Can a selection sort algorithm terminate from its loop early the way a bubble sort is able to?

Question

This program will run fine if I do not include the early termination flag, but it only needs 10 sort passes to fully sort the list, not the full 12. However, when the termination flag is included, it terminates the sorting too early. Following the logic, I can see that this happens because after the third pass the array is ordered like this:

with the index i currently at 7, there are no lesser values to swap it with, so the flag does not get a value of 1 assigned to it and the loop terminates. So I guess my question is, is it possible to break out of a selection sort algorithm early and still fully complete the sort?

#include<stdio.h>
int main()
{
     int list[13]= {23,8,4,7,22,18,39,42,5,88,16,11,3};
     int temp,min,flag;
     printf( "Before Sorting\n" );
     printf( "23 8 4 7 22 18 39 42 5 88 16 11 3\n" );

for( int i=0; i<12; i++ )
    {
        flag = 0;
        min = i;

        for( int j=i+1; j<13; j++ )
            {
                if( list[j]<list[min] )
                    {
                        flag = 1;
                        min = j  ;
                    }
            }

        if( !flag )
            break;

        temp = list[i];
        list[i]=list[min];
        list[min]=temp;

        printf( "\nAfter Pass %d.\n",i+1 );
        for( int i=0; i<13; i++ )
            printf( "%d ",list[i] );

        printf( "\n" );
    }

return 0;
}

Answer 1

Indeed you can.

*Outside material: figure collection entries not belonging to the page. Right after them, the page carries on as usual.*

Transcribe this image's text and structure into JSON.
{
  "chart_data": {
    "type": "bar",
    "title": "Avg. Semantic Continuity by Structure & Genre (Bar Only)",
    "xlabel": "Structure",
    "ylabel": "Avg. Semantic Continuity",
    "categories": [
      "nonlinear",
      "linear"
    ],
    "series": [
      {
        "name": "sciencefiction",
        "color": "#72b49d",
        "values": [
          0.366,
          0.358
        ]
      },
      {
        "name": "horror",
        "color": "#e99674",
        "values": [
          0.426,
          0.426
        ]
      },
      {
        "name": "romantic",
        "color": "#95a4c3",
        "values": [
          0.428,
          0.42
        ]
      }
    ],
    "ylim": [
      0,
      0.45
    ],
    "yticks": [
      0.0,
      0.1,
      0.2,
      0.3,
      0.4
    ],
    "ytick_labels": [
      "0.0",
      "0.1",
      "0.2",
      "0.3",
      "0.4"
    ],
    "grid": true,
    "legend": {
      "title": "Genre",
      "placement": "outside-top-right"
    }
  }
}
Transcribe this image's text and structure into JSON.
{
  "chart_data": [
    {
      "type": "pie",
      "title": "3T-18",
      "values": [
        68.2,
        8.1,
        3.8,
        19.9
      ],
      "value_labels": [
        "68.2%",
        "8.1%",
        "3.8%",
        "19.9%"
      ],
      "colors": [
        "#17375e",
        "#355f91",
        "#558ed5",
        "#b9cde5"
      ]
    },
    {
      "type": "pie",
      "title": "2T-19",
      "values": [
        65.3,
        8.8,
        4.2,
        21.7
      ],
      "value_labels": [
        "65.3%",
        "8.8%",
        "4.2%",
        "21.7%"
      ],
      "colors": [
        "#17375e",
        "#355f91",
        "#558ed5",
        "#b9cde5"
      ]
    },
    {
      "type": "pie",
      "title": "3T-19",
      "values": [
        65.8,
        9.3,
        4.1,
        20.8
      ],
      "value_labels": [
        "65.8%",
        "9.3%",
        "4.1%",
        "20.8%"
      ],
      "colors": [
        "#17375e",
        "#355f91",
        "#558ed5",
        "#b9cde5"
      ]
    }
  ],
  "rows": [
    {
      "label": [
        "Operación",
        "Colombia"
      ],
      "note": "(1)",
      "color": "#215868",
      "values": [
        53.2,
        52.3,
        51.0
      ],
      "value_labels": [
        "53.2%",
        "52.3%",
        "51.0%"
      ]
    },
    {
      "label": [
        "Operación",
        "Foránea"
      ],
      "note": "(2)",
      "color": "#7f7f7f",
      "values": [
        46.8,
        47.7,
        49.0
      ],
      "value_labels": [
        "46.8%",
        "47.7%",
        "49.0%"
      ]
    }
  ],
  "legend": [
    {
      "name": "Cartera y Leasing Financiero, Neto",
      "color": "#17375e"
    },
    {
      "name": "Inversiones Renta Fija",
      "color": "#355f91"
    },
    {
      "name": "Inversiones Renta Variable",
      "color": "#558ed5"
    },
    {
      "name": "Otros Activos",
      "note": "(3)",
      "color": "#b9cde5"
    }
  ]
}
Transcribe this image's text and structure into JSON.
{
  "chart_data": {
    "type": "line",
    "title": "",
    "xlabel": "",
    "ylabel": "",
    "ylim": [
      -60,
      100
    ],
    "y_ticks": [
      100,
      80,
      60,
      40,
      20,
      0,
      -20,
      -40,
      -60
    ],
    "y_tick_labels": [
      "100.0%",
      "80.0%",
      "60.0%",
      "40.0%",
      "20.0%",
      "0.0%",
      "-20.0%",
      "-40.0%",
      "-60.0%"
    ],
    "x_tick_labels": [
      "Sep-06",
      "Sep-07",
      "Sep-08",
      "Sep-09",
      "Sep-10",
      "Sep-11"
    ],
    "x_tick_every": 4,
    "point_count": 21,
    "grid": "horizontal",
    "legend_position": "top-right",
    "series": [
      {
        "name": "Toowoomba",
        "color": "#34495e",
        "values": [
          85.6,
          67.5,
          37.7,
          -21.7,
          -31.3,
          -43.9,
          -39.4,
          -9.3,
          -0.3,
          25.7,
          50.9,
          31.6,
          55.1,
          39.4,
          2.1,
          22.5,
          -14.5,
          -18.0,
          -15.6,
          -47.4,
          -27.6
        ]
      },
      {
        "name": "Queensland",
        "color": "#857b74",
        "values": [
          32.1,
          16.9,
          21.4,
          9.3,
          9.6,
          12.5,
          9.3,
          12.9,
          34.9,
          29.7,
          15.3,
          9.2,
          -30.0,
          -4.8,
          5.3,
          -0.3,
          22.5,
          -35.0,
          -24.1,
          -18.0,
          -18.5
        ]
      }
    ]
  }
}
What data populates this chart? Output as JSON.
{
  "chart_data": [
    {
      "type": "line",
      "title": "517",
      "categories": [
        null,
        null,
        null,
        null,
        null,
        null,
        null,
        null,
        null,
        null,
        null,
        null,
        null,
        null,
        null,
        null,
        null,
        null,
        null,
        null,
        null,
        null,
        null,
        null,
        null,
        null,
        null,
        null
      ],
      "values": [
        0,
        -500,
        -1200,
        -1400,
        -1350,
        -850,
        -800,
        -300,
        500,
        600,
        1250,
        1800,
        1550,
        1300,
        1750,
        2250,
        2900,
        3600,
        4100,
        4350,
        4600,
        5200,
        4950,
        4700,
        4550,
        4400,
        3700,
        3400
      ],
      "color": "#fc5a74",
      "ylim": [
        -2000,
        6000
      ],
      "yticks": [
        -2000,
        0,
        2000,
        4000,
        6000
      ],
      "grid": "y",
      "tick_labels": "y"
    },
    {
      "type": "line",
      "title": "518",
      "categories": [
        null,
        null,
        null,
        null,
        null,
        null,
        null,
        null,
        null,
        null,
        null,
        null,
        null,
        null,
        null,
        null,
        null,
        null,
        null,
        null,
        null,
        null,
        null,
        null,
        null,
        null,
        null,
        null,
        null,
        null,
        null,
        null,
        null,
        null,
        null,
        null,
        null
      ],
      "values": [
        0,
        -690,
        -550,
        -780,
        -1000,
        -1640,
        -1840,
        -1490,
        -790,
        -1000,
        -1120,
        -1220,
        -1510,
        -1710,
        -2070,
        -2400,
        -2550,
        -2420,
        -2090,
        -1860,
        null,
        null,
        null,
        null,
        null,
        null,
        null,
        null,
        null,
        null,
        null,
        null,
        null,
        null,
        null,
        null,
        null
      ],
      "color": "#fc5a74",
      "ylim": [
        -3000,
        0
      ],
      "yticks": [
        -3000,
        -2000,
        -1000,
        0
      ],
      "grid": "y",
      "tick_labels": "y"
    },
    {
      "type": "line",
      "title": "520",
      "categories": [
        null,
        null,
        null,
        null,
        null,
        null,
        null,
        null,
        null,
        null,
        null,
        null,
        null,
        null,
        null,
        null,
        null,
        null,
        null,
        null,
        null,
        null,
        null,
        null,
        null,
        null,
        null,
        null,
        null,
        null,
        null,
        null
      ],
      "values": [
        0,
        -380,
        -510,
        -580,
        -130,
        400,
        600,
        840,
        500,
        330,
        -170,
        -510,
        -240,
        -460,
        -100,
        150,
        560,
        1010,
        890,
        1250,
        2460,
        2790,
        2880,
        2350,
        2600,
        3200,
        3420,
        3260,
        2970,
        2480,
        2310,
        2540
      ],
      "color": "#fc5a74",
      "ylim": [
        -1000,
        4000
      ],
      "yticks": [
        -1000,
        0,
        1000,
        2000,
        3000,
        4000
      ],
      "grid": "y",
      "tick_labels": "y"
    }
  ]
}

Here is such an implementation,

int selsort(int v[], int n){

  bool sorted = false; // v not known to be sorted
  int  i = 0;          // i smallest elements in place 

  while(!sorted){
    // find min v[i..n-1]
    // check if v[i..n-1] is sorted

    int  j   = i+1;
    int  min = i;    // position of minimum of v[i..j-1]
    sorted   = true; // v[i..j-1] sorted

    while(j<n){
      if(v[j]<v[min]) min = j;        // update min
      if(v[j]<v[j-1]) sorted = false; // update sorted
      j++;
    }

    if (!sorted){
      // place min v[i..n-1] in v[i]
      int aux = v[i];
      v[i]    = v[min];
      v[min]  = aux;      

      i++;
    }
  }

  return EXIT_SUCCESS;
}

As usual, in iteration i we start with v[0..i-1] sorted with the i smallest elements of the array in the correct place. So we want to find the min v[i..n-1] to put in position i. In this variant, as we do that we also check if v[i..n-1] is sorted. If it is sorted then there is nothing else to do.

Your implementation

In your implementation, the way you test for an ordered segment is wrong.

if( list[j]<list[min] )
    {
        flag = 1;
        min = j  ;
    }

Your flag will stay at 0 as long as you don't have to update the minimum in the inner loop. So any segment with the minimum in the first position will be considered sorted.